Vamos discutir seu caso
Analisaremos e faremos recomendações
Cobrança de dívidas em Ruanda começa com uma análise jurídica, financeira e probatória do devedor e da reclamação do credor. Nesta fase, é importante verificar a identidade jurídica exata do devedor, a sua atividade, o endereço onde exerce a atividade, os ativos disponíveis, as contas bancárias, os processos judiciais em curso, os processos de execução já abertos, o histórico de pagamentos, as possíveis objeções à dívida e os documentos que comprovam a reclamação do credor.
Para um credor estrangeiro, a análise do devedor em Ruanda também deve abranger o local de cumprimento do contrato, o local onde o pagamento deveria ser efetuado, a presença económica local do devedor, os bens situados em Ruanda, os créditos do devedor perante terceiros e a possibilidade prática de executar uma futura decisão judicial. Esta avaliação permite determinar se o caso deve começar por negociações, ser levado diretamente ao tribunal ou ser preparado desde o início para execução contra bens identificáveis.

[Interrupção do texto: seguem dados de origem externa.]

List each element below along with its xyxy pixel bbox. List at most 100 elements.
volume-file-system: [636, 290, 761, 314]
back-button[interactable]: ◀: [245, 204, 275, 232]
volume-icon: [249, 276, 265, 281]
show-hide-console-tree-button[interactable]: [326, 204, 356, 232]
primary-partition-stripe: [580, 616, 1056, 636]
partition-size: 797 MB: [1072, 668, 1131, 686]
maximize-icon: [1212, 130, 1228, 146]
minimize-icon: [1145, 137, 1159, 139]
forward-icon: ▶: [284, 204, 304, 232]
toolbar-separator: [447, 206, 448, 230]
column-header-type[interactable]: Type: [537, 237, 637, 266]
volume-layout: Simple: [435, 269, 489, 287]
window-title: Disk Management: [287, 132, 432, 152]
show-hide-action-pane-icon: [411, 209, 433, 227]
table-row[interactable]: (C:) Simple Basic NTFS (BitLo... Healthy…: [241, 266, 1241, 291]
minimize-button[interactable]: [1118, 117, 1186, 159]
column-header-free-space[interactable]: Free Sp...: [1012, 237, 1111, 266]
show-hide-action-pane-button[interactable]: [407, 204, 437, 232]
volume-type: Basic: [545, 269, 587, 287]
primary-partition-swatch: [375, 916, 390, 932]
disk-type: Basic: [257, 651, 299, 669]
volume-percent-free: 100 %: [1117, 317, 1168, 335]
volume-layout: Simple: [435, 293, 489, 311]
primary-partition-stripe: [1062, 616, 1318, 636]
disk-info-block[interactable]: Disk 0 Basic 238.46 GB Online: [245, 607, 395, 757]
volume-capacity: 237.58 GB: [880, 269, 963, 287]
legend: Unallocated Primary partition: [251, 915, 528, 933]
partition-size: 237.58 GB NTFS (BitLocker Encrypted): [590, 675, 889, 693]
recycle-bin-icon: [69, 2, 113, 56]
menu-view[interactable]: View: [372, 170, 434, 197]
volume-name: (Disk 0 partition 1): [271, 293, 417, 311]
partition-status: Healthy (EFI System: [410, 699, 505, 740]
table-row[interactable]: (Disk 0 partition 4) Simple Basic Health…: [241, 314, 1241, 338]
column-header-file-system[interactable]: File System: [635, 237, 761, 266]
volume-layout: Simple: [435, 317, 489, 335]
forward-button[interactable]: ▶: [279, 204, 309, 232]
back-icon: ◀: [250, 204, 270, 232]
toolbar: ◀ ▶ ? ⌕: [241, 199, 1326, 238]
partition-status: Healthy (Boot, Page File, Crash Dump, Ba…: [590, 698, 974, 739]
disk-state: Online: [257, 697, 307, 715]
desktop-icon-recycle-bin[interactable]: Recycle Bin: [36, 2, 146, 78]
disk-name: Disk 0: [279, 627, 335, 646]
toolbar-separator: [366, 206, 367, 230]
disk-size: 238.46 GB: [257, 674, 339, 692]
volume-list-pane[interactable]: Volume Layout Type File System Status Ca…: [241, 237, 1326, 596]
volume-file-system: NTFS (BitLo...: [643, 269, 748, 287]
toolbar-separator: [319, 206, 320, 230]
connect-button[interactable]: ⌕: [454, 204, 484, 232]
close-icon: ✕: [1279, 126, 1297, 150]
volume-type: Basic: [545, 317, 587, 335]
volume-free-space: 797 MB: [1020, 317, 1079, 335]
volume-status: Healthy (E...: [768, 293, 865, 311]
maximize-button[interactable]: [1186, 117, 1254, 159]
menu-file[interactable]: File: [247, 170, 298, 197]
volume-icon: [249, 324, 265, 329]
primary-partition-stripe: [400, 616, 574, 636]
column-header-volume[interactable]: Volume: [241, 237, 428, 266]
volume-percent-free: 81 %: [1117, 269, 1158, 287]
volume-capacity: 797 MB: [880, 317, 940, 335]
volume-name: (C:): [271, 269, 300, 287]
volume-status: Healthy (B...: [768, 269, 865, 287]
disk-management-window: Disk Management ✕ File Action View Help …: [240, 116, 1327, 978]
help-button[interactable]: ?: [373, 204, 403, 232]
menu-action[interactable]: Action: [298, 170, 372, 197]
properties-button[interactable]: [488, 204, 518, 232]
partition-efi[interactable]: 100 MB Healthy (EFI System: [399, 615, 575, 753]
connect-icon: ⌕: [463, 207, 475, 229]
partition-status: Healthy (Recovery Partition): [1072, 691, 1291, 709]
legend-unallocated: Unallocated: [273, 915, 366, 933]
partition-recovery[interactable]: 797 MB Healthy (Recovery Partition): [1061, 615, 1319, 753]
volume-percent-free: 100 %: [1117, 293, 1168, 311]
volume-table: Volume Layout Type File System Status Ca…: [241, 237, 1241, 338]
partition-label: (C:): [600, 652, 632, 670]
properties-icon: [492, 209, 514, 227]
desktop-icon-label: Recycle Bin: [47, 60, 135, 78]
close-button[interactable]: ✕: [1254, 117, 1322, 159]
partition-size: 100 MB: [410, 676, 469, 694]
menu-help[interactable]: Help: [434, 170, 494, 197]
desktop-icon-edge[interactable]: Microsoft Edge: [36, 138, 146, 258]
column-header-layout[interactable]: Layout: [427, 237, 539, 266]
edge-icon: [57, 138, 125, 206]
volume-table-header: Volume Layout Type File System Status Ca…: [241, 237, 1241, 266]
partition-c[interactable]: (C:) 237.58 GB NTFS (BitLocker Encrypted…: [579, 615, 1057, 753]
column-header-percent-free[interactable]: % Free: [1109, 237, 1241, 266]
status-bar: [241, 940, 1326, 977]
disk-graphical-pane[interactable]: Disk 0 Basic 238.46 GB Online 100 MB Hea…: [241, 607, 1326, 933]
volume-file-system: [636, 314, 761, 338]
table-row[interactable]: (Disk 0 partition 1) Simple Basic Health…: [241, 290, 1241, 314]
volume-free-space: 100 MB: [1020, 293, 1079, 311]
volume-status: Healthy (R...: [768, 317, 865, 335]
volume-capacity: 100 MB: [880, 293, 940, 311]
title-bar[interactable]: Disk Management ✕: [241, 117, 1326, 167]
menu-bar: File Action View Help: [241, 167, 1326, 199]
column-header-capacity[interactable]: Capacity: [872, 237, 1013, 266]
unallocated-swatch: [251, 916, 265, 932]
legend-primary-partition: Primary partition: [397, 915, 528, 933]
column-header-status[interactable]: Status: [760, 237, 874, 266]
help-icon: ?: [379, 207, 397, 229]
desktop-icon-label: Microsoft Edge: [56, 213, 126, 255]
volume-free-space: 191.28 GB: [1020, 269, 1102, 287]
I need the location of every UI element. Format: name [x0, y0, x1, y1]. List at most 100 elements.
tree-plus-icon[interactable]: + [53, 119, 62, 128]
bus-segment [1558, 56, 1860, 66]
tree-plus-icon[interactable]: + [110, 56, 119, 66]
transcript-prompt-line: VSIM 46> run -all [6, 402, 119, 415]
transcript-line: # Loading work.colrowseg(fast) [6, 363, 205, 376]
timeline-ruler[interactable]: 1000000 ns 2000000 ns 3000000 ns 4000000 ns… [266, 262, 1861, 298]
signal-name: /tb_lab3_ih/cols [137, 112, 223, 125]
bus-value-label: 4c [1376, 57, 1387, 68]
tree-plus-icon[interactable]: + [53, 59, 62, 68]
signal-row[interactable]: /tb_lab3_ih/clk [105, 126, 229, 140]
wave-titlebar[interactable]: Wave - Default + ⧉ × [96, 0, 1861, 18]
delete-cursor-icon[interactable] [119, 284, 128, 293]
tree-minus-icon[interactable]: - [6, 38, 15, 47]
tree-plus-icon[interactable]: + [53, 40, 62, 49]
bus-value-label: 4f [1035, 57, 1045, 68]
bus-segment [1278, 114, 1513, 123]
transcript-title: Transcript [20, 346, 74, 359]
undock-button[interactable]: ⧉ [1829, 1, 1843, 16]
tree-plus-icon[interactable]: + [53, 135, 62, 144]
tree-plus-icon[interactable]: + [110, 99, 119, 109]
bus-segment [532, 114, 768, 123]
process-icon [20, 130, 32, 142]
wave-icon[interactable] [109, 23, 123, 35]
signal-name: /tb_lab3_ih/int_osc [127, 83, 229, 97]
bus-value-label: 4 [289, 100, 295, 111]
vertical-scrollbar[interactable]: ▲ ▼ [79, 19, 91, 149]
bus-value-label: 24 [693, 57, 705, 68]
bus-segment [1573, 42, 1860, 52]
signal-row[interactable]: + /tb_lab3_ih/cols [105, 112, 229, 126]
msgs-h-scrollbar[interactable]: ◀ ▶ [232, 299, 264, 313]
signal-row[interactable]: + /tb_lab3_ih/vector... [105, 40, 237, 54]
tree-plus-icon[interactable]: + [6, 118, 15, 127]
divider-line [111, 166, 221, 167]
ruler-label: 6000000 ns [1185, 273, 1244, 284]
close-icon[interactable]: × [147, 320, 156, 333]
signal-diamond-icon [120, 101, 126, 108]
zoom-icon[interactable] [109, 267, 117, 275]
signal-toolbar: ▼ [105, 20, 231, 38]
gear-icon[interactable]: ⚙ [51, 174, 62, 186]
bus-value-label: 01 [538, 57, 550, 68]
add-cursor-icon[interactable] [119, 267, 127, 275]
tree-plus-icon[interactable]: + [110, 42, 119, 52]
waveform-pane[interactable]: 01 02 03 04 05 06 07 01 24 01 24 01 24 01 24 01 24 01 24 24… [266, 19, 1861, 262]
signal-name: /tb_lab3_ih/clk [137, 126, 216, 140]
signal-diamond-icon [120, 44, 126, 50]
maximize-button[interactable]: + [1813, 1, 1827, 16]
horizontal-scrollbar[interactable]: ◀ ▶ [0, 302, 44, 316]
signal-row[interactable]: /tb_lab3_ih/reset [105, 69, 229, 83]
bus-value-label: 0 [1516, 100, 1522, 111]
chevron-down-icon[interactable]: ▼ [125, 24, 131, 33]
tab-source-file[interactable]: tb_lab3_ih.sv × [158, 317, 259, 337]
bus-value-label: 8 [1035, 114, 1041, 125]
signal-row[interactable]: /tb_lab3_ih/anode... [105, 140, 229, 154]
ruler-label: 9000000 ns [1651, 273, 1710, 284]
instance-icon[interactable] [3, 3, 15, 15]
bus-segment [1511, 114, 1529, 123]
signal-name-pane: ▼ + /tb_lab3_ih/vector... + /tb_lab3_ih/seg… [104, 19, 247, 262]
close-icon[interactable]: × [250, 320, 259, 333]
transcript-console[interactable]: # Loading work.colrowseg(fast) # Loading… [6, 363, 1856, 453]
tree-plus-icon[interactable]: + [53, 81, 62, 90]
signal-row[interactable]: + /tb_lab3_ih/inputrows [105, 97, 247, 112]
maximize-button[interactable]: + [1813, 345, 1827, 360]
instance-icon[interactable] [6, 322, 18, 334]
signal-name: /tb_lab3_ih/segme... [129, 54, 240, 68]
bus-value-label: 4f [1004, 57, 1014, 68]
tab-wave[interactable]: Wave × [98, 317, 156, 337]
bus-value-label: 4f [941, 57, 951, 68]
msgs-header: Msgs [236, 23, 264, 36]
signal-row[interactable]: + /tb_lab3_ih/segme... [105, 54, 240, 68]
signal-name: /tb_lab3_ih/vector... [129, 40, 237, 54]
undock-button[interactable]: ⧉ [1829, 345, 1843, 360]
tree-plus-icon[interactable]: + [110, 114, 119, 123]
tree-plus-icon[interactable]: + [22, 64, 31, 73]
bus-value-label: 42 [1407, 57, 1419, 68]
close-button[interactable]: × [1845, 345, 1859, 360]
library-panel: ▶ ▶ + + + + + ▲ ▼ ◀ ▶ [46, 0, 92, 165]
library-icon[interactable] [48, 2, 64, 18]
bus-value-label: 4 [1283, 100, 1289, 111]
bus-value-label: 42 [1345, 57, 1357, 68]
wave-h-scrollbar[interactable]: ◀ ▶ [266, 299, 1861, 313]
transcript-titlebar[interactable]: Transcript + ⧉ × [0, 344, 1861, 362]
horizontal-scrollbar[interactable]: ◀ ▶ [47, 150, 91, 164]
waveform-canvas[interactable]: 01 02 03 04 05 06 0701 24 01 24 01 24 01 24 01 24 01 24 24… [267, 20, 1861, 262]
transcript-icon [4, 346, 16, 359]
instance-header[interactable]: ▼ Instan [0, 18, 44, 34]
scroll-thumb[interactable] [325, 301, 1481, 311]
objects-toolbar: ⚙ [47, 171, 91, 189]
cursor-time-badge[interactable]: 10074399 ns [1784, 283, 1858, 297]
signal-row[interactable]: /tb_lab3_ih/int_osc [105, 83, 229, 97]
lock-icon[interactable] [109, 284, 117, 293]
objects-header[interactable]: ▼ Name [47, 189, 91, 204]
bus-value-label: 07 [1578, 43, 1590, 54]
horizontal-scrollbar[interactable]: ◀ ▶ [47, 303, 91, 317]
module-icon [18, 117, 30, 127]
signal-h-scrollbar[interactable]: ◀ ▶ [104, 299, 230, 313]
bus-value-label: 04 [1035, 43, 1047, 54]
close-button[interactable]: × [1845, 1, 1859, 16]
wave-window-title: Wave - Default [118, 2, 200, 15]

Se o devedor continuar a exercer atividade comercial, se as pessoas com poder de decisão puderem ser identificadas e se os documentos confirmarem a dívida, o credor pode utilizar uma fase extrajudicial antes de iniciar a cobrança judicial de dívidas. Esta fase normalmente inclui uma exigência escrita de pagamento, comunicação com representantes autorizados do devedor, esclarecimento do montante devido e negociação de opções de regularização, como pagamento integral, pagamento em prestações, devolução de bens, compensação, transferência da dívida para terceiro ou outra forma comercialmente aceitável de cumprimento.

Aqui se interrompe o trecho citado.